Belgium Would Like to Track Your Emails for Two Years?

Crime Scene
Mr Stefaan De Clerck , the Belgian Justice Minister announced a new plan to fight (cyber-)criminals. Belgian ISP’s could be asked forced to keep a trace of all communications via e-mail for two years. Read the article on the RTBF website in French (or via Google Translate). The main reason invoked by the Minister is to help judges to track criminals and send official requests to the Internet Service Providers. My opinion is that the problem is taken the wrong side: Is two years a relevant delay to treat a file? A wise choice would be to give more resources to the Belgian justice and reduce this amount of time!

A few remarks now… By “communications via e-mail”, the Justice Minister means everything required to “track” who sent an e-mail to who, when and via which IP address. Luckily, the content of the e-mails is not concerned (right now?).

On a radio station, I heard that only e-mail addresses with .be domain names will be concerned by this measure. Big free e-mail providers like Google or Yahoo! don’t have to be afraid. Keep cool guys! A major question is: where Internet Providers will collect their data?

  • At MTA (Mail Transfer Agent) level? They will simply keep SMTP servers log files for a longer period.
  • At IP (layer 4 is the ISO model) level? They will sniff all the traffic passing thru port TCP/25?

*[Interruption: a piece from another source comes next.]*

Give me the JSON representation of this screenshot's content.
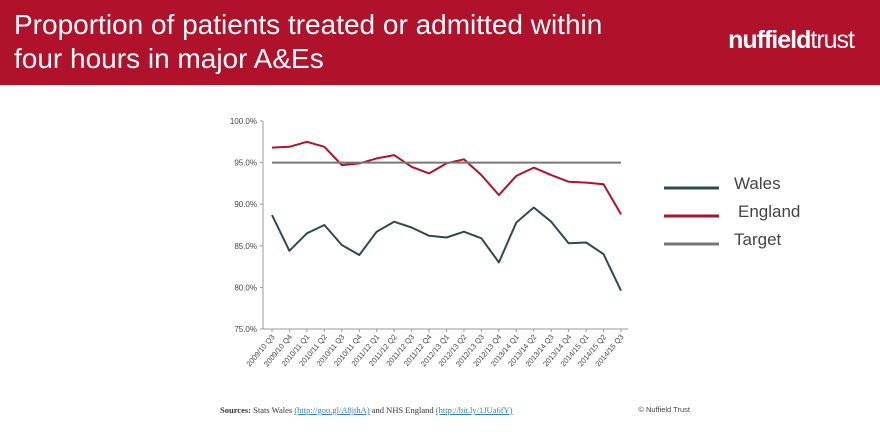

I suppose it should be the first case: Almost all providers already filter traffic on port 25 and force their users to use their SMTP relays (to reduce spam). Webmail interfaces are also very common today and use HTTP(S) traffic.

Other reflexions on the flight… Are Belgian authorities certain that criminals use skynet.be or telenet.be e-mail addresses? Do they even still use e-mail services? The ex-top-one application is more and more replaced by real-time communications like Instant Messenging or micro-blogging like Twitter. Is it relevant to keep for two years e-mail sent between a student at the university and his parents?

Second point, Am I an ISP? I own my own domains (some of them in the .be top-level domain), my own servers and I manage my own e-mail addresses. Do I need to keep a trace of all my e-mail communications? A lot of .be e-mail addresses are hosted in foreign countries (MX records pointing to hosts outside Belgium). What about them?

The Belgian Internet Provider Association (ISPA) already gave a negative feedback about this project of law. The biggest issue for them will be the huge costs (in term of storage capacity) to keep a log of all customers activity. Even worse, Internet Providers could be forced to adapt their prices to cover the required investments. From my point of view, I clearly do NOT agree to pay an extra fee to my ISP to keep logs of a service that I do NOT use! I never used and I will never use the e-mail address linked to my access.

Once again, like for the Great Firewall of Belgium project, only “the average Joe” user will be tracked by this law, real-criminals already have the tools to keep their communications safe.

One comment

  1. The idea is that tomorrow the Belgian State could sell SPAM gateways or white-lists to cut into the public debt.